おはようございます。小金井市山崎内科医院院長の山崎です。今日はある人の  活動量計の評価① です。
1日平均の歩数9780歩 そのうち3メッツ以上の歩行3758歩(時速4㎞以上の歩行)
1週間のエクササイズ 39.1 1日平均 5.6 1日の基礎代謝以外の消費カロリー(活動量)438カロリー
運動強度をメッツで表しエクササイズとは3メッツ以上の運動をした時の運動強度に時間をかけたものでこれに体重をかけると消費したカロリーになります。 3メッツの運動を1時間したら3エクササイズ、3メッツの運動を30分、6メッツの運動を30分したら4.5エクササイズになります。この方は80㎏くらいの体重なので3メッツ以上の運動を1時間したとすれば3メッツ以上の運動をした時の1日の消費カロリーは368カロリー。
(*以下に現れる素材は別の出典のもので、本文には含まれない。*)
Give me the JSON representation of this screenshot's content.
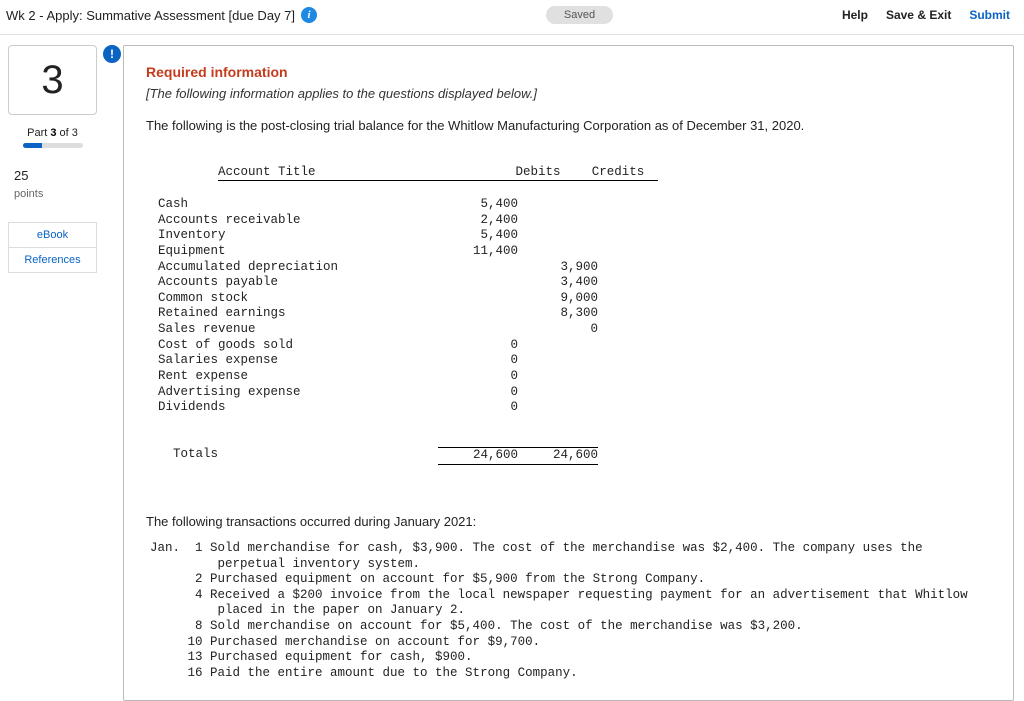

歩行の40%以下しか3メッツ以上で歩いていないため、基本的なに歩行速度が遅いと考えられ、少し歩行速度を速くするように話しました。ただ活動量の8割くらいは3メッツ以上の運動をしていることになります。普通は運動というより日常生活での労作はほとんど歩行なのでふつうは歩行と3メッツ以上の歩行の割合と、活動量と3メッツ以上の活動量の割合はほぼ同じになるはずです。この違いが良くわかりませんんでした。
良く考えてみると普段の歩行は極めて遅いか、いわゆる歩行ではなくちょこまか動いていて、4割くらいはかなり速く歩いているか、走っている、階段を昇っている、きわめて長く自転車で疾走しているなどであればこの値が説明つくと考えました。とにかく歩く以外のなにかをしている可能性が高いです。次回来院時に聞いてみます。
聞いてみました。仕事がら、自然観察をしながらゆっくり歩くことが多いそうです。そのため3メッツ以下の歩行が多いのです。それ以外で歩くときはしっかり速く歩くように意識しているとのことでした。特に運動をしているわけではないそうです。勉強になります。